NMR resonance assignments of the NZF domain of mouse HOIL-1L free and bound to linear di-ubiquitin.

Nuclear factor-κB (NF-κB) activation plays a central role in immunity and inflammation. In the canonical NF-κB activation pathway, linear polyubiquitin chains conjugated by the linear ubiquitin chain assembly complex (LUBAC) are specifically recognized by the Npl4 zinc finger (NZF) domain of heme-oxidized IRP2 ligase-1L (HOIL-1L). Recently, a crystal structure of the NZF domain in complex with linear di-ubiquitin has been reported; however, to understand the recognition mechanism in more detail, it is also necessary to investigate the structure and dynamics of the NZF domain in solution. In this study, we report the 1 H, 13 C, and 15 N backbone and side chain resonance assignments of the NZF domain in the free form as well as the backbone resonance assignments of the NZF domain in the di-ubiquitin-bound form.
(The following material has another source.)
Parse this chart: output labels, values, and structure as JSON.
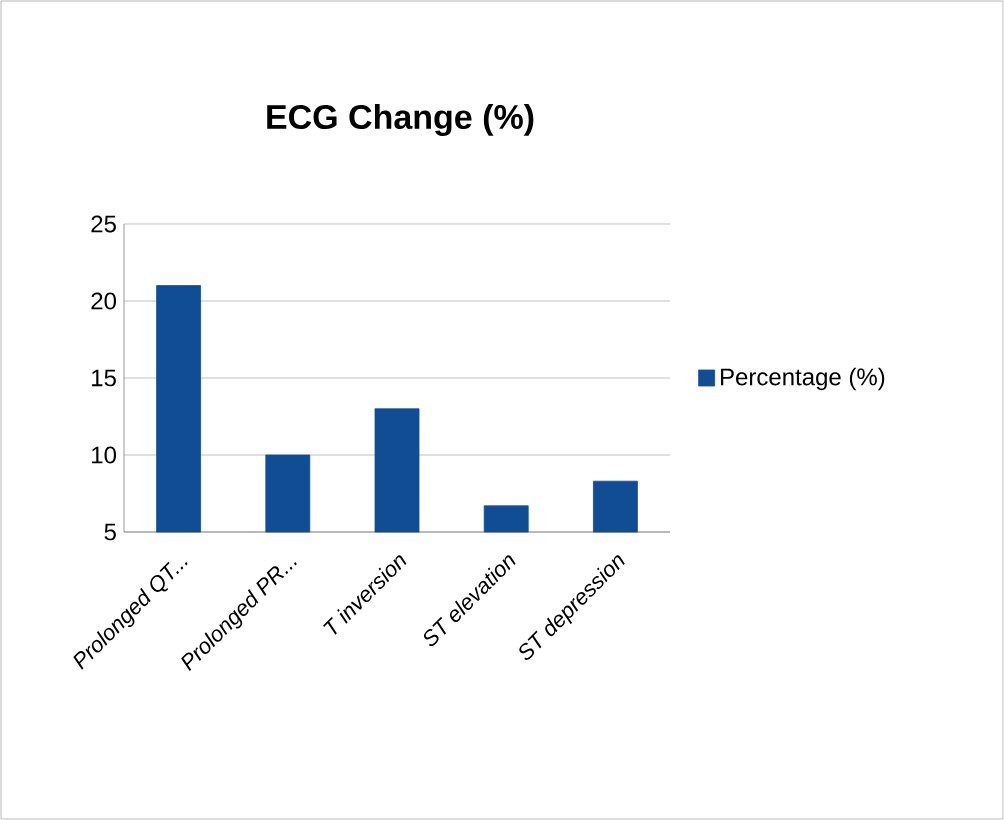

Based on the assigned chemical shifts, we analyzed the secondary structure propensity, suggesting that the free form of the NZF domain forms secondary structure elements as observed in the di-ubiquitin-bound form. We expect that our data will provide an important basis for characterization of the free NZF domain and elucidation of the detailed recognition mechanism in solution.